Graphite service scaled out using built-in sharding and replication capabilities of the carbon component.
Two identical clusters will be replicated among separate geographical sites and both will be available to receive incoming metrics and serve queries (master-master). Within each cluster, data are sharded among each of the hosts in the cluster, such that each host has identical capabilities. This configuration provides the following features:
  • Increased capacity with the ability to scale in the future.
  • Data redundancy tolerating individual server downtime.
  • BCP - continued availability of service in the event of a complete site failure with no action required during the outage. Post-recovery steps should be done to sync whisper files to failed site with missing metrics.

Architecture





Each host in each cluster runs three tiers of metric routing for processing incoming metric data. At each tier, HAProxy is used to load-balance among a set of local carbon cache/relay daemons. Multiple carbon daemons are employed at each level to maximize utilization of multiple CPU cores/threads, thus the purpose of HAProxy at each level.
  • Tier 1, replication: HAProxy distributes port 2003, 2004 (line-formatted and pickled formatted, accordingly) traffic originating from a data source (client API) to the carbon-relay daemons. Relays at this level are responsible for replicating metrics across sites (mirroring) by forwarding a copy of each metric locally to Tier 2 and remotely to a load-balanced VIP representing Tier 2 of each mirror.
  • Tier 2, sharding: HAProxy distributes port 2007 traffic consisting of replicated metrics to the carbon-relay daemons responsible for sharding metrics across all hosts of a site (cluster). Relays at this level determines the proper destination host for each metric and forward the metrics along to Tier 3 of that host accordingly (local or remote).

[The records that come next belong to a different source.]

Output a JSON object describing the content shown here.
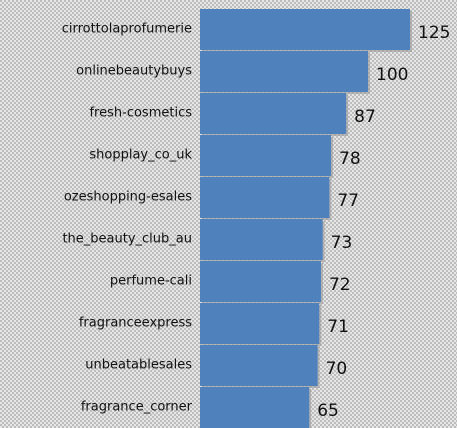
{
  "chart_data": {
    "type": "bar",
    "orientation": "horizontal",
    "categories": [
      "cirrottolaprofumerie",
      "onlinebeautybuys",
      "fresh-cosmetics",
      "shopplay_co_uk",
      "ozeshopping-esales",
      "the_beauty_club_au",
      "perfume-cali",
      "fragranceexpress",
      "unbeatablesales",
      "fragrance_corner"
    ],
    "values": [
      125,
      100,
      87,
      78,
      77,
      73,
      72,
      71,
      70,
      65
    ],
    "color": "#4f81bd"
  }
}
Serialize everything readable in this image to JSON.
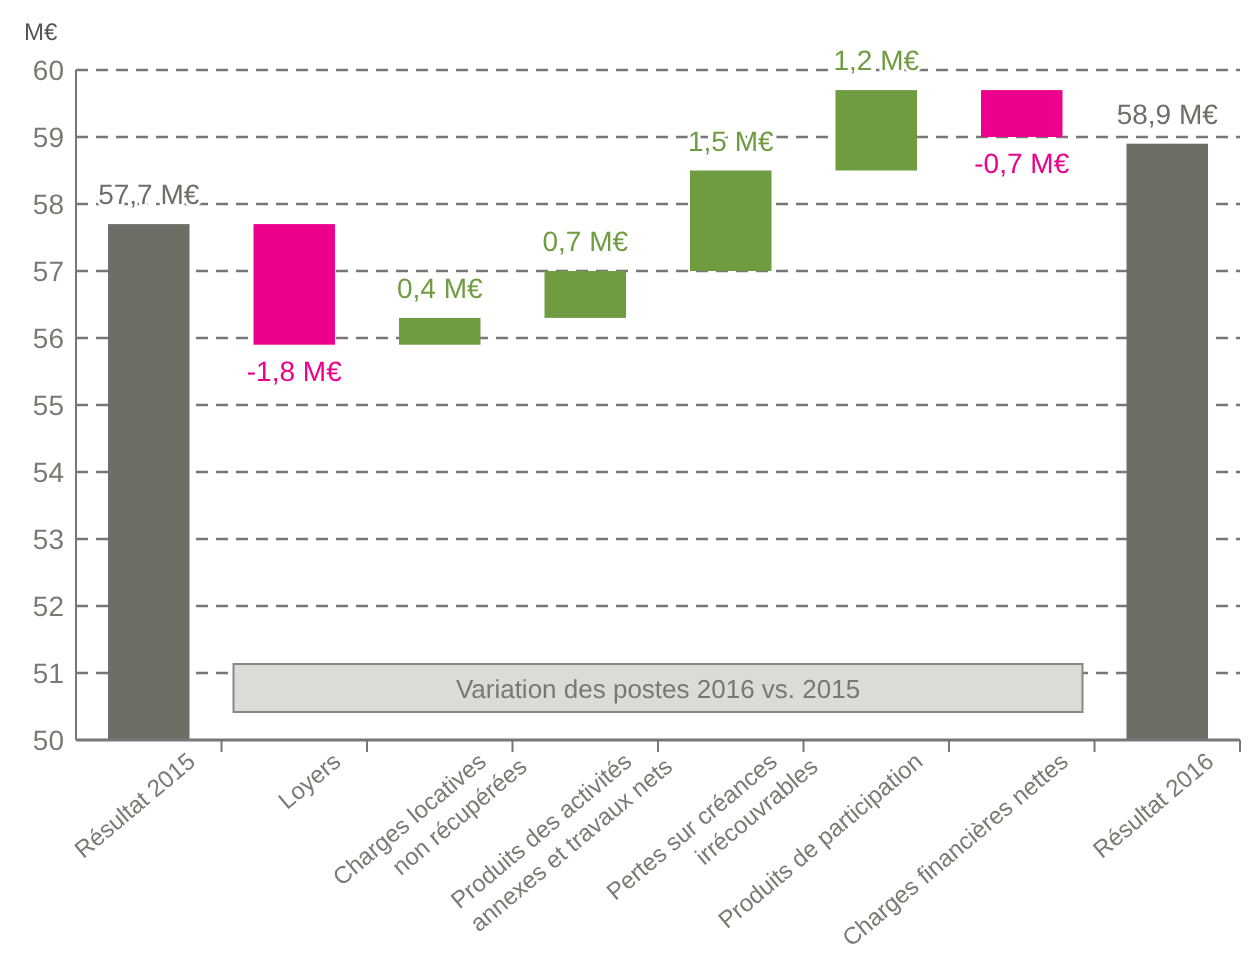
{
  "chart_data": {
    "type": "bar",
    "ylabel": "M€",
    "categories": [
      "Résultat 2015",
      "Loyers",
      "Charges locatives\nnon récupérées",
      "Produits des activités\nannexes et travaux nets",
      "Pertes sur créances\nirrécouvrables",
      "Produits de participation",
      "Charges financières nettes",
      "Résultat 2016"
    ],
    "values": [
      57.7,
      -1.8,
      0.4,
      0.7,
      1.5,
      1.2,
      -0.7,
      58.9
    ],
    "base": [
      0,
      57.7,
      55.9,
      56.3,
      57.0,
      58.5,
      59.7,
      0
    ],
    "colors": [
      "#6e6d66",
      "#ec008c",
      "#6f9c40",
      "#6f9c40",
      "#6f9c40",
      "#6f9c40",
      "#ec008c",
      "#6e6d66"
    ],
    "value_labels": [
      "57,7 M€",
      "-1,8 M€",
      "0,4 M€",
      "0,7 M€",
      "1,5 M€",
      "1,2 M€",
      "-0,7 M€",
      "58,9 M€"
    ],
    "ylim": [
      50,
      60
    ],
    "yticks": [
      50,
      51,
      52,
      53,
      54,
      55,
      56,
      57,
      58,
      59,
      60
    ],
    "grid": "y",
    "annotations": [
      "Variation des postes 2016 vs. 2015"
    ]
  }
}
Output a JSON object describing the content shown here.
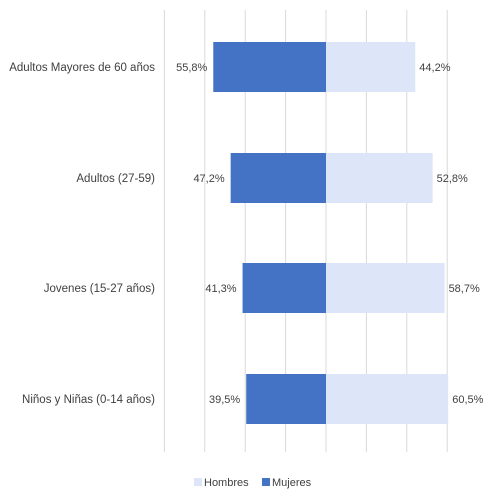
{
  "chart_data": {
    "type": "bar",
    "orientation": "horizontal-diverging",
    "categories": [
      "Adultos Mayores de 60 años",
      "Adultos (27-59)",
      "Jovenes (15-27 años)",
      "Niños y Niñas (0-14 años)"
    ],
    "series": [
      {
        "name": "Mujeres",
        "values": [
          55.8,
          47.2,
          41.3,
          39.5
        ],
        "labels": [
          "55,8%",
          "47,2%",
          "41,3%",
          "39,5%"
        ],
        "color": "#4472C4",
        "side": "left"
      },
      {
        "name": "Hombres",
        "values": [
          44.2,
          52.8,
          58.7,
          60.5
        ],
        "labels": [
          "44,2%",
          "52,8%",
          "58,7%",
          "60,5%"
        ],
        "color": "#DCE6F8",
        "side": "right"
      }
    ],
    "legend": [
      "Hombres",
      "Mujeres"
    ],
    "legend_position": "bottom",
    "grid": true,
    "xlim": [
      -80,
      80
    ],
    "tick_step": 20
  }
}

  • Tier 3, local relay fanout: HAProxy distributes port 2009 sharded traffic, directed by Tier 2 to the carbon-relay daemons responsible for sharding locally among a set of carbon-cache daemons. Fanout at this level is simply for the purpose of maximizing utilization of multiple CPU cores/threads on the server. The carbon-cache daemons finally write metrics to whisper database files, each responsible for its own sharded set of metrics.